What’s the story with AMD chips?
There are two aspects to the security flaws revealed by CTS-Labs. The first affects the AMD Secure Processor in Ryzen and EPYC chips. This is precisely the component responsible for processor security, where devices store passwords and encryption keys. On the other hand, other vulnerabilities, grouped under the name ‘Chimera’, affect the chipset that usually accompanies Ryzen systems.
What all 13 vulnerabilities have in common is that they enable a backdoor to be exploited in order to inject malicious code and launch a range of attacks. In this way, an attacker could take control of a system to steal network user credentials and move through corporate networks. It also means that someone could read and write in secure memory areas, bypass BIOS protection, or attack the operating system of a device. In short, these vulnerabilities in AMD’s products could have serious consequences for all types of organizations, as they could leave them vulnerable to attackers who could use these backdoors to gain access to sensitive information.
This latest news comes just weeks after AMD was embroiled in the case of Meltdown and Specter, although the main company affected was Intel. Even though the source of the vulnerabilities is not the same, as with Meltdown and Specter, these flaws could allow cybercriminals to access critical information on system memory and launch a range of attacks.
How to resolve the problem
After acknowledging the existence of these vulnerabilities, AMD has now presented a plan to address them. In the coming weeks, they are set to publish firmware updates that will be installed through BIOS updates. Moreover, the company has announced that, unlike what happened with the solutions for Meltdown and Specter, these updates will not impact on the performance of the affected systems, nor on the servers or the computers based on those CPUs.

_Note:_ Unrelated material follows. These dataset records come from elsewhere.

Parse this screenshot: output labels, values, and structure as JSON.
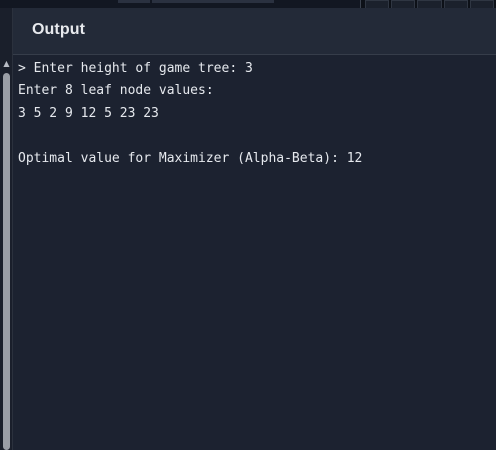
{
  "panel": {
    "title": "Output"
  },
  "console": {
    "lines": [
      "> Enter height of game tree: 3",
      "Enter 8 leaf node values:",
      "3 5 2 9 12 5 23 23",
      "",
      "Optimal value for Maximizer (Alpha-Beta): 12"
    ]
  },
  "scrollbar": {
    "up_icon": "▲"
  }
}
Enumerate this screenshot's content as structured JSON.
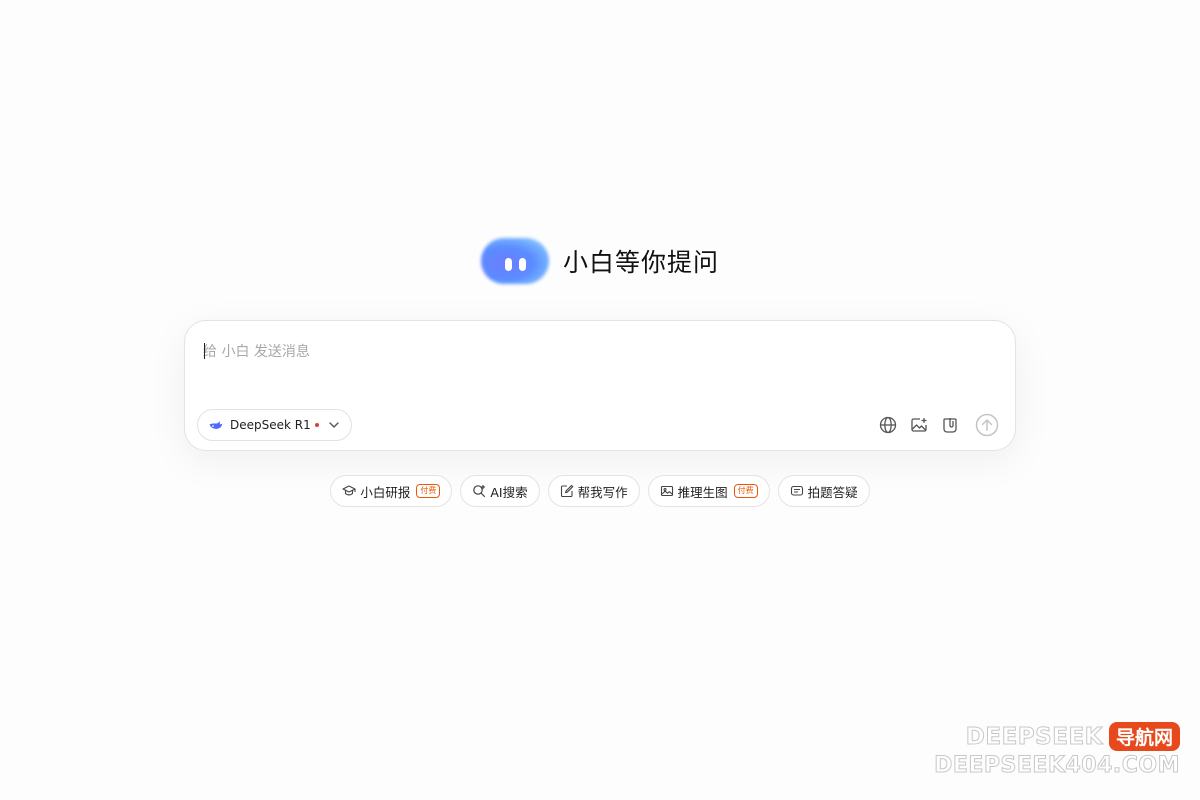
{
  "hero": {
    "title": "小白等你提问"
  },
  "composer": {
    "placeholder": "给 小白 发送消息",
    "value": "",
    "model": {
      "label": "DeepSeek R1",
      "icon": "whale-icon",
      "status_color": "#e53935"
    },
    "tools": [
      "globe-icon",
      "image-upload-icon",
      "attachment-icon",
      "send-icon"
    ]
  },
  "chips": [
    {
      "label": "小白研报",
      "icon": "graduation-cap-icon",
      "badge": "付费"
    },
    {
      "label": "AI搜索",
      "icon": "search-spark-icon",
      "badge": ""
    },
    {
      "label": "帮我写作",
      "icon": "edit-icon",
      "badge": ""
    },
    {
      "label": "推理生图",
      "icon": "image-icon",
      "badge": "付费"
    },
    {
      "label": "拍题答疑",
      "icon": "message-icon",
      "badge": ""
    }
  ],
  "watermark": {
    "line1": "DEEPSEEK",
    "tag": "导航网",
    "line2": "DEEPSEEK404.COM"
  },
  "colors": {
    "accent": "#5a8cff",
    "badge": "#e8590c",
    "border": "#e3e3e6"
  }
}
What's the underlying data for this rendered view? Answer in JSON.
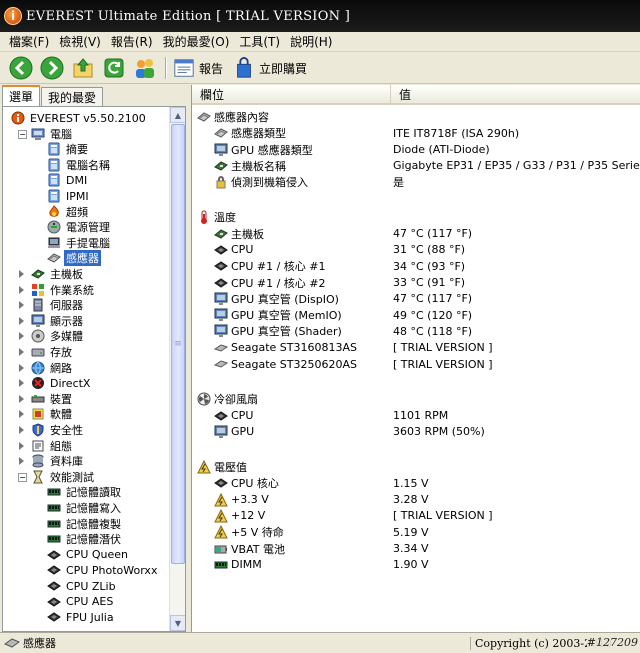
{
  "window": {
    "title": "EVEREST Ultimate Edition  [ TRIAL VERSION ]"
  },
  "menu": [
    "檔案(F)",
    "檢視(V)",
    "報告(R)",
    "我的最愛(O)",
    "工具(T)",
    "說明(H)"
  ],
  "toolbar": {
    "report_label": "報告",
    "buy_label": "立即購買"
  },
  "left_tabs": [
    "選單",
    "我的最愛"
  ],
  "tree": [
    {
      "label": "EVEREST v5.50.2100",
      "icon": "everest-icon",
      "indent": 0,
      "exp": "none"
    },
    {
      "label": "電腦",
      "icon": "computer-icon",
      "indent": 1,
      "exp": "minus"
    },
    {
      "label": "摘要",
      "icon": "info-icon",
      "indent": 2,
      "exp": "none"
    },
    {
      "label": "電腦名稱",
      "icon": "info-icon",
      "indent": 2,
      "exp": "none"
    },
    {
      "label": "DMI",
      "icon": "info-icon",
      "indent": 2,
      "exp": "none"
    },
    {
      "label": "IPMI",
      "icon": "info-icon",
      "indent": 2,
      "exp": "none"
    },
    {
      "label": "超頻",
      "icon": "overclock-icon",
      "indent": 2,
      "exp": "none"
    },
    {
      "label": "電源管理",
      "icon": "power-icon",
      "indent": 2,
      "exp": "none"
    },
    {
      "label": "手提電腦",
      "icon": "laptop-icon",
      "indent": 2,
      "exp": "none"
    },
    {
      "label": "感應器",
      "icon": "sensor-icon",
      "indent": 2,
      "exp": "none",
      "selected": true
    },
    {
      "label": "主機板",
      "icon": "motherboard-icon",
      "indent": 1,
      "exp": "plus"
    },
    {
      "label": "作業系統",
      "icon": "windows-icon",
      "indent": 1,
      "exp": "plus"
    },
    {
      "label": "伺服器",
      "icon": "server-icon",
      "indent": 1,
      "exp": "plus"
    },
    {
      "label": "顯示器",
      "icon": "display-icon",
      "indent": 1,
      "exp": "plus"
    },
    {
      "label": "多媒體",
      "icon": "multimedia-icon",
      "indent": 1,
      "exp": "plus"
    },
    {
      "label": "存放",
      "icon": "storage-icon",
      "indent": 1,
      "exp": "plus"
    },
    {
      "label": "網路",
      "icon": "network-icon",
      "indent": 1,
      "exp": "plus"
    },
    {
      "label": "DirectX",
      "icon": "directx-icon",
      "indent": 1,
      "exp": "plus"
    },
    {
      "label": "裝置",
      "icon": "devices-icon",
      "indent": 1,
      "exp": "plus"
    },
    {
      "label": "軟體",
      "icon": "software-icon",
      "indent": 1,
      "exp": "plus"
    },
    {
      "label": "安全性",
      "icon": "security-icon",
      "indent": 1,
      "exp": "plus"
    },
    {
      "label": "組態",
      "icon": "config-icon",
      "indent": 1,
      "exp": "plus"
    },
    {
      "label": "資料庫",
      "icon": "database-icon",
      "indent": 1,
      "exp": "plus"
    },
    {
      "label": "效能測試",
      "icon": "benchmark-icon",
      "indent": 1,
      "exp": "minus"
    },
    {
      "label": "記憶體讀取",
      "icon": "memory-icon",
      "indent": 2,
      "exp": "none"
    },
    {
      "label": "記憶體寫入",
      "icon": "memory-icon",
      "indent": 2,
      "exp": "none"
    },
    {
      "label": "記憶體複製",
      "icon": "memory-icon",
      "indent": 2,
      "exp": "none"
    },
    {
      "label": "記憶體潛伏",
      "icon": "memory-icon",
      "indent": 2,
      "exp": "none"
    },
    {
      "label": "CPU Queen",
      "icon": "cpu-icon",
      "indent": 2,
      "exp": "none"
    },
    {
      "label": "CPU PhotoWorxx",
      "icon": "cpu-icon",
      "indent": 2,
      "exp": "none"
    },
    {
      "label": "CPU ZLib",
      "icon": "cpu-icon",
      "indent": 2,
      "exp": "none"
    },
    {
      "label": "CPU AES",
      "icon": "cpu-icon",
      "indent": 2,
      "exp": "none"
    },
    {
      "label": "FPU Julia",
      "icon": "cpu-icon",
      "indent": 2,
      "exp": "none"
    }
  ],
  "columns": {
    "field": "欄位",
    "value": "值"
  },
  "sections": [
    {
      "title": "感應器內容",
      "icon": "sensor-icon",
      "rows": [
        {
          "field": "感應器類型",
          "value": "ITE IT8718F  (ISA 290h)",
          "icon": "sensor-icon"
        },
        {
          "field": "GPU 感應器類型",
          "value": "Diode  (ATI-Diode)",
          "icon": "display-icon"
        },
        {
          "field": "主機板名稱",
          "value": "Gigabyte EP31 / EP35 / G33 / P31 / P35 Series",
          "icon": "motherboard-icon"
        },
        {
          "field": "偵測到機箱侵入",
          "value": "是",
          "icon": "lock-icon"
        }
      ]
    },
    {
      "title": "溫度",
      "icon": "thermometer-icon",
      "rows": [
        {
          "field": "主機板",
          "value": "47 °C  (117 °F)",
          "icon": "motherboard-icon"
        },
        {
          "field": "CPU",
          "value": "31 °C  (88 °F)",
          "icon": "cpu-icon"
        },
        {
          "field": "CPU #1 / 核心 #1",
          "value": "34 °C  (93 °F)",
          "icon": "cpu-icon"
        },
        {
          "field": "CPU #1 / 核心 #2",
          "value": "33 °C  (91 °F)",
          "icon": "cpu-icon"
        },
        {
          "field": "GPU 真空管 (DispIO)",
          "value": "47 °C  (117 °F)",
          "icon": "display-icon"
        },
        {
          "field": "GPU 真空管 (MemIO)",
          "value": "49 °C  (120 °F)",
          "icon": "display-icon"
        },
        {
          "field": "GPU 真空管 (Shader)",
          "value": "48 °C  (118 °F)",
          "icon": "display-icon"
        },
        {
          "field": "Seagate ST3160813AS",
          "value": "[ TRIAL VERSION ]",
          "icon": "hdd-icon"
        },
        {
          "field": "Seagate ST3250620AS",
          "value": "[ TRIAL VERSION ]",
          "icon": "hdd-icon"
        }
      ]
    },
    {
      "title": "冷卻風扇",
      "icon": "fan-icon",
      "rows": [
        {
          "field": "CPU",
          "value": "1101 RPM",
          "icon": "cpu-icon"
        },
        {
          "field": "GPU",
          "value": "3603 RPM  (50%)",
          "icon": "display-icon"
        }
      ]
    },
    {
      "title": "電壓值",
      "icon": "voltage-icon",
      "rows": [
        {
          "field": "CPU 核心",
          "value": "1.15 V",
          "icon": "cpu-icon"
        },
        {
          "field": "+3.3 V",
          "value": "3.28 V",
          "icon": "voltage-icon"
        },
        {
          "field": "+12 V",
          "value": "[ TRIAL VERSION ]",
          "icon": "voltage-icon"
        },
        {
          "field": "+5 V 待命",
          "value": "5.19 V",
          "icon": "voltage-icon"
        },
        {
          "field": "VBAT 電池",
          "value": "3.34 V",
          "icon": "battery-icon"
        },
        {
          "field": "DIMM",
          "value": "1.90 V",
          "icon": "memory-icon"
        }
      ]
    }
  ],
  "status": {
    "selected": "感應器",
    "copyright": "Copyright (c) 2003-2010",
    "watermark": "#127209"
  }
}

At the same time, AMD has played down the issue, explaining that the risk was minimal, as to exploit these vulnerabilities, an attacker would first need to have administrator access to the system. As Mark Papermaster, AMD’s CTO, points out, attackers with this kind of access would have numerous attack mechanisms at their disposal to delete, create or modify any file on the system, without the need to exploit these vulnerabilities.
This attack confirms two things. On the one hand, the need for advanced cybersecurity systems that can detect any anomalous behavior that could potentially enable the theft of administrator login credentials on corporate systems. And, on the other hand, they are a reminder of the importance of regularly updating corporate systems to mitigate the risk of attacks that jeopardize critical data.